Perhaps I am being too harsh on the film;maybe I am expecting more; but I honestly cannot stress the calibre of the technical qualities enough, and the acting alone almost warrants watching it. But they are all in service of a flimsy piece of fluff that has nothing much to say about the subjects that its dealing with; it's almost as if it was directed to Radiohead's maxim of "no alarms and no surprises, please".

Wednesday 21 October 2015

Review of A Girl At My Door (2014)

July Jung's 2014 film "A Girl At My Door" is many things at once; it is simultaneously a partial police-procedural, an exploration of two very different types of alcoholism, a story of a mother-daughter type relationship, and the tale of a young girl escaping her abusive father (with time to address issues like illegal immigration and LGBT rights in the workplace). It also has a philosophical bent, and is one of those rare films that is content to leave the viewer with more questions than answers (and not because it wasn't intelligent enough to know the answers, but instead because it was intelligent enough to understand that audiences can actually think for themselves).

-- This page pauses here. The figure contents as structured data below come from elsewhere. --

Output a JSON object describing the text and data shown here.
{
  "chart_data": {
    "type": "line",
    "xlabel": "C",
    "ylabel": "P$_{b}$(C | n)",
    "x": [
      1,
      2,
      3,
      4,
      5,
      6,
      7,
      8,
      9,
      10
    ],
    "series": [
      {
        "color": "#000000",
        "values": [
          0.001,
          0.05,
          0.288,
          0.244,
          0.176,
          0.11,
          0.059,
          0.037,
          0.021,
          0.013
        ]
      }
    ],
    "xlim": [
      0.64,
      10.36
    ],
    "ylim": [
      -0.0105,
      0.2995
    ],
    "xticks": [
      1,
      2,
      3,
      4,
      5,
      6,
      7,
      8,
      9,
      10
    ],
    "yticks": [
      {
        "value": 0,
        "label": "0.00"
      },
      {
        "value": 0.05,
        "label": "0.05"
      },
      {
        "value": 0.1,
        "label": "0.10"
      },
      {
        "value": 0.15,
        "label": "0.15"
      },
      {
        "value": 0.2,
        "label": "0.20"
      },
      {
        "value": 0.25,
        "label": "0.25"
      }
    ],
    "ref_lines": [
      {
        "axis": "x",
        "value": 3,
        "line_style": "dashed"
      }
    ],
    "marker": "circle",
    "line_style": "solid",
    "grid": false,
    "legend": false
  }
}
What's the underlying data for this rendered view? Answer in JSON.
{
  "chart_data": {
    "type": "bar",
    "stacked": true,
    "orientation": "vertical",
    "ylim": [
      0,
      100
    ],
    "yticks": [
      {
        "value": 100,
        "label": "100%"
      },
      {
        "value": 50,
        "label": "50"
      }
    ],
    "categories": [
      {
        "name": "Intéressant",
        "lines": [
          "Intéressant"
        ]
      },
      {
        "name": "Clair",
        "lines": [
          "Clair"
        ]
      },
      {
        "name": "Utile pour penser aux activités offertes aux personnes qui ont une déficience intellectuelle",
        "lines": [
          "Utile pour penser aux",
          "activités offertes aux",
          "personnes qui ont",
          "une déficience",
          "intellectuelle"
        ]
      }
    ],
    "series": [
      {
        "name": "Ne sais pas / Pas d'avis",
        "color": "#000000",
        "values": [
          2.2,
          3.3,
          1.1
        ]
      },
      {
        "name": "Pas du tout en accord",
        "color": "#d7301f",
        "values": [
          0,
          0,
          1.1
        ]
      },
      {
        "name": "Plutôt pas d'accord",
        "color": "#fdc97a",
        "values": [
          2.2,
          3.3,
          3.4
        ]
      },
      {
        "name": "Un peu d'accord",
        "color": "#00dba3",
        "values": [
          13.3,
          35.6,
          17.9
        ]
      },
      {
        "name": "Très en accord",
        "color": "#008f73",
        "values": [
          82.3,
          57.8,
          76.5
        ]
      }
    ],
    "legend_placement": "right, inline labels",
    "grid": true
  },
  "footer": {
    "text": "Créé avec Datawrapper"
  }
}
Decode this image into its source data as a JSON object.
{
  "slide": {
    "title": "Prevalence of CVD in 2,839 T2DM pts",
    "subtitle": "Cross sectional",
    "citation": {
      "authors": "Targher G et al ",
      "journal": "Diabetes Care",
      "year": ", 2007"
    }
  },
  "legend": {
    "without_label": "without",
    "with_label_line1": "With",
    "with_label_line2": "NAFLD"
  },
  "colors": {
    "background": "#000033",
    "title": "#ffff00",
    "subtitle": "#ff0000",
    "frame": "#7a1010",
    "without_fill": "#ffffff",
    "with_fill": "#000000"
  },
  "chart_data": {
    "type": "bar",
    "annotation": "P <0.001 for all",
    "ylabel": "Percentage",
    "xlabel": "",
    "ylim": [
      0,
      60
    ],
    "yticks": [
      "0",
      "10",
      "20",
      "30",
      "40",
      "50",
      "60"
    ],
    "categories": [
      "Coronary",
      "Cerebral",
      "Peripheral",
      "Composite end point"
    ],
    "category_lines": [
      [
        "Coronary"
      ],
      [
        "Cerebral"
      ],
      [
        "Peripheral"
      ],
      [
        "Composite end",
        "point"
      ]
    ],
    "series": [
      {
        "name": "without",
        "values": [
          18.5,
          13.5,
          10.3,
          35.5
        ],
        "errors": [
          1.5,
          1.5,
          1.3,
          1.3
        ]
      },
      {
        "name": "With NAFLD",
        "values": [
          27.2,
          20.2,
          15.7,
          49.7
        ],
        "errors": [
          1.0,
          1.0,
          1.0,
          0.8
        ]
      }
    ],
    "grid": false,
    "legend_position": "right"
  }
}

For a film, looking back, does so much, it is remarkable how mannered it is and how unfussily it moves forward in the act of watching it. The core of the plot is essentially a three-hander; Young-Nam (Doona Bae) is a recently disgraced police officer who has been relocated to a small seaside town after an unspecified incident. After establishing herself as a steely, determined and stoic piece of work (one awkwardly effective scene sees her refusing to participate in office karaoke), she finds herself drawn to a young girl named Do-Hee (Sae-Ron Kim), who is being brutally abused by her father Yong-Ha (Sae-byeok Song).

Do-Hee keeps turning up at Young-Nam's door in ever-increasing states of distress and dishevelment until Young-Nam is forced to take her in, not entirely to her chagrin but not to her great pleasure either. But eventually a warmth comes to pass between them, and a maternal relationship of sorts is formed.

There are various late-in-the-day revelations, and the plot builds to a conclusion that isn't so much tense as just messy, one where sympathies slide and motivations can only be guessed at; and this is a good thing. Jung's writing and direction is so surehanded that any attempt to have actually explained anything would have been cheap and forced. This is a film with a commitment to reality such that it understand that some motivations are hidden even from those performing the action.

It's also, technically, a very accomplished piece of work with a visual style to match the fairly bleak subject matter. The score from Yeong-gyu Jang is sparse, with strings and piano chords flaring up quietly and very occasionally, only really coming dominating the soundscape for the finale. And the cinematography from Hyun Seok Kim is wonderfully understated, grim, grey and bar maybe two shots, expressly unvibrant, capturing the sense of place in this town, framing the washing lines, the docks, the stone pier, Do-Hee's red house. It might not be a nice place, but it's a place we come to know.

It does all hinge on the acting, however, and thankfully all three performances work very well; I was particularly impressed by Doona Bae, who gives a composed, dignified performance even as her life, seemingly, falls apart, and she keeps pouring the alcohol. Contrasted with Song's performance as Yong-Ha, also an apparent alcoholic, I was reminded of the maxim from 2005's Capote that two characters grew up in the same house, but one left through the front door and the other through the back.

What's ultimately so effective is that the film consistently trumps audience expectations without every coming across as exploitative or smarmy; every twist seems rooted in what these characters might actually do, and that's the kind of intelligence which is uncommon in movies like this. It might not be a happy film, but it is rewarding, thoughtful, morally cogent, and doesn't disappear after you've left the theatre. It dares to ask, "who do YOU feel sorry for?"